Aguentara o tempo que julgou adequado. Mas fartara-se. Conteve-se, porém, na sanção que idealizou. Apesar de tudo era humano e devia contas à sensibilidade. Contava pagá-las, era um facto, até porque já tinha rendimento fixo e tinha-se na conta de pagador de calotes. Que no seu caso eram pequeninos, mas calotes. Mas isso ficaria para depois, pois agora não estava com muito tempo e tinha uma sanção para aplicar, escolhida a dedo no catálogo de sanções para a suspensão do juízo. Mas ainda tinha dúvidas. Atribuía isso a uma sensibilidade exacerbada, por excesso de vitaminas, reconhecia-o agora, o que não se recomendava a sensibilidades exacerbadas e era consequência da automedicação, embora em conivência com uma vizinha, recentemente reformada, que descobrira as virtualidades do natural numa visão que tivera, em sonhos, convidando-a a converter-se. O que fez.
Ensaiou uma nova punição, mas o resultado foi o mesmo. O dedo, persistentemente, fixava-se na punição anterior, até parecia bruxedo! Recusou esta hipótese, era óbvio, pois o seu juízo fortalecera-se no método e na explicação científicos, apesar daquele pequeno constrangimento de só acreditar que chovia quando as galinhas tivessem dentes, o que era frequente. Mas isso era pormenor, pequeno também. No resto, que era a maioria dos pormenores, a explicação e o raciocínio científicos eram os reis para explicar a causalidade do mundo, se bem que nalguns lados a alteração do regime, de monárquico para republicano, tivesse originado alguma turbulência, apesar de tudo não imputável ao vento, que era o da História. Estava a divergir, havia que ter cuidado, até porque não estava para ser chamado à pedra por Bruxelas, que era sítio onde nunca tinha posto os pés, mas que continuava a preocupá-lo, não sabia muito bem porquê…

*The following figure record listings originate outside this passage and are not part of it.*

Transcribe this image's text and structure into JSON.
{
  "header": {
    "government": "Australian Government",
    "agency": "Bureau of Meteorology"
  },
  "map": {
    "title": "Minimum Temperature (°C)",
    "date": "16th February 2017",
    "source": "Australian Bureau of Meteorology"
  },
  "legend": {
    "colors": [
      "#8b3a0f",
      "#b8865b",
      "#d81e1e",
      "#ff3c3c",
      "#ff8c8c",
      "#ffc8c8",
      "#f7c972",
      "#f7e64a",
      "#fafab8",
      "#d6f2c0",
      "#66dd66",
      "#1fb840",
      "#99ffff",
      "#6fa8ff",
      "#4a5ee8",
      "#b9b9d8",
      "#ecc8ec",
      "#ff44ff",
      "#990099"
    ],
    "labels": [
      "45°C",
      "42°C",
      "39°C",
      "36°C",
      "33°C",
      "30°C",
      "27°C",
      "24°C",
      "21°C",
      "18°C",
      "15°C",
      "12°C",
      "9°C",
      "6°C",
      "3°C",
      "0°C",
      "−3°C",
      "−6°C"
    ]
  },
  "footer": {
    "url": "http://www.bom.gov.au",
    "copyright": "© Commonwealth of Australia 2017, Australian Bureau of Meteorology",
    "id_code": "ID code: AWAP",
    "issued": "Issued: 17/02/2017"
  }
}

Mas a sanção aguardava, obediente e sossegada. Até parecia um cão. Se fosse um gato já se teria ido embora. Provavelmente. Como era cão, ainda ali estava. Provavelmente, também. Estava.
Eram horas. Chamou o juízo e disse que lhe ia aplicar uma suspensão, pedindo desculpa e solicitando que compreendesse, mas tinha atingido o limite e não podia ser. Reforçou que as suspensões podiam ser úteis, tivesse o suspenso juízo, o que às vezes não se verificava. No seu caso acreditava que lhe iria fazer bem, apesar da suspensão. Escolhera uma suspensão leve, atendendo ao bom comportamento anterior e ao facto de ser o primeiro amarelo. A partir de agora, cuidado! Mais uma suspensão e o caldo estava entornado! Tivesse juízo, pois. Sobretudo agora, que estava suspenso.